Reporter: Sugeng Adji Soenarso | Editor: Wahyu T.Rahmawati
KONTAN.CO.ID - JAKARTA. IDX Technology mencatatkan penurunan paling dalam di antara indeks sektoral di Bursa Efek Indonesia (BEI). Mengutip data BEI, indeks sektor teknologi ini turun 12,11%.
Di sisi lain, sektor yang yang terkait teknologi, seperti saham bank digital masih diburu pelaku pasar. Hal itu terlihat dari harga saham PT Allo Bank Indonesia Tbk (BBHI) naik 47,21% dan PT Bank Jago Tbk (ARTO) naik 14,69%. Sementara, saham bank digital yang mencatatkan kinerja paling rendah dari PT Bank Raya Indonesia Tbk (AGRO) yang turun 30,94%
Sebaliknya, saham teknologi mayoritas mencatatkan harga saham merah. Hanya PT Metrodata Electronic Tbk (MTDL) yang mencatatkan kenaikan harga saham 2,09% ytd. Adapun penurunan paling dalam datang dari PT Indosterling Technomedia Tbk (TECH) sebesar 43,97%,
Kemudian, disusul PT Kioson Komersial Indonesia Tbk (KIOS) 31,43%, PT Anabatic Technologies Tbk (ATIC) 23,75%, PT Distribusi Voucher Nusantara Tbk (DIVA) 21,63%, dan PT NFC Indonesia Tbk (NFCX) turun 18,99%.
Baca Juga: Wall Street Tumbang di Awal Pekan, Nasdaq Merosot Lebih Dari 2%
Analis Investindo Nusantara Sekuritas, Pandu Dewanto mengatakan, saham teknologi turun karena adanya rotasi sektor yang terjadi juga secara global, tidak hanya di Indonesia. Tercermin pada pergerakan indeks Nasdaq yang memimpin penurunan, terutama sejak akhir tahun lalu ketika Federal Reserve menyatakan tapering yang akan disusul kenaikan suku bunga yang diperkirakan akan dimulai bulan Maret.
"Sehingga memicu aksi profit taking dari growth stock termasuk teknologi, yang mana sudah naik cukup kencang sebelumnya," kata Pandu kepada Kontan.co.id, Senin (24/1).

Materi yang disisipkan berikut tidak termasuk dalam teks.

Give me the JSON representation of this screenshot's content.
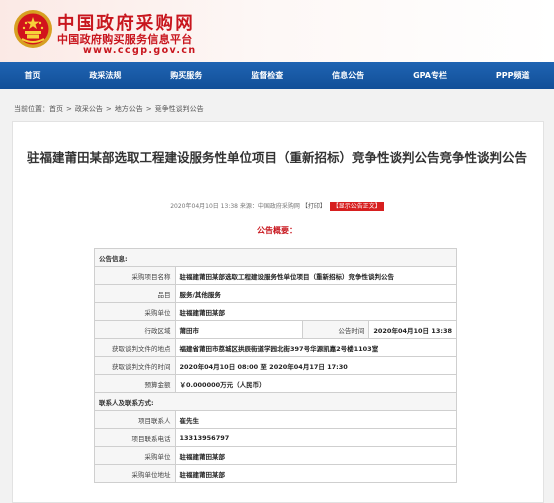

Menurut Pandu, sumber pertumbuhan sektor teknologi biasanya adalah pendanaan, biasa disebut burn rate. Perusahaan akan melakukan bakar uang untuk menggenjot jumlah user. Menurut dia, hal ini menjadi faktor utama pertumbuhan luar biasa emiten teknologi selama ini.
"Tanpa promosi yang jor-joran tentu akan sangat lama untuk meningkatkan jumlah user. Selain itu kondisi suku bunga yang rendah seperti belakangan ini juga menguntungkan sektor teknologi karena membuat investor banyak memilih berinvestasi ke banyak startup atau sektor teknologi di tengah terbatasnya pilihan alternatif investasi," imbuh Pandu.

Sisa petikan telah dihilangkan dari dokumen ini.